Many celebrities have opted for more subtle ways to get their political statements across in the past. The red ribbon first gained prominence in 1992 in support of AIDS awareness and has been a staple accessory at the Grammys for nearly three decades.

Celebrities such as Elizabeth Taylor and Tom Hanks have been seen to have a ribbon pinned to their dresses and tuxedos. Susan Sarandon and Tim Robbins sported the red ribbon at the 1993 Oscars to raise awareness for the 266 HIV positive Haitians who were being held at Guantanamo. The red ribbon was especially important in showing solidarity as a few years previous there has been little acceptance towards sufferers of the AIDS epidemic.

Spelling it out

Whilst clothing and accessory choices have been used as political statements on the red carpet, in 2017 ‘The Big Bang Theory’ actor Simon Helberg and his wife Jocelyn Towne both made a bold statement at the SAG awards. This political statement condemned Donald Trump’s executive order which temporarily banned all refugees from entering the US. Helberg carried a sign which stated ‘Refugees Welcome’, whilst Towne had the words ‘Let Them In’ written above her chest.
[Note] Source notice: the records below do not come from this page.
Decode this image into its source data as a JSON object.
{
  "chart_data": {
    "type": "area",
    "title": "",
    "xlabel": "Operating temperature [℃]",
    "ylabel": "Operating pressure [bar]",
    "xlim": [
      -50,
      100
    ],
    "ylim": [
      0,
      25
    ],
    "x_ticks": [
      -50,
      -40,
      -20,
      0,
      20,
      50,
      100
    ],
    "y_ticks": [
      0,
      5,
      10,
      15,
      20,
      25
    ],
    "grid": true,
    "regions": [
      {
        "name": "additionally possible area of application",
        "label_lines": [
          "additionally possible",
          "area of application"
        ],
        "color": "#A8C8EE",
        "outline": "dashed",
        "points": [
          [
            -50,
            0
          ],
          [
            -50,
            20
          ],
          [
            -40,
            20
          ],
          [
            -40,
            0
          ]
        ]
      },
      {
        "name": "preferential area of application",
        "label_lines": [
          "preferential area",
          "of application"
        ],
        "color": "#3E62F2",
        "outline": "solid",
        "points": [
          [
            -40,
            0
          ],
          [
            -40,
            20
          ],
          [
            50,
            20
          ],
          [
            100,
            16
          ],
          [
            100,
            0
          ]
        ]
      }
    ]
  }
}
Has the red carpet fuelled political change?

The answer is most certainly yes.

Whilst the red carpet is a great place for fashion inspiration, it is also a great place to raise awareness about political issues and steer conversations in a certain way. Celebrities have the privilege to use their platform in such a positively to make a change for the rest of society.

As celebrities have a mass following of fans and huge media coverage, lots of people and organisations are able to get on board with their political campaigns and fuel positive change.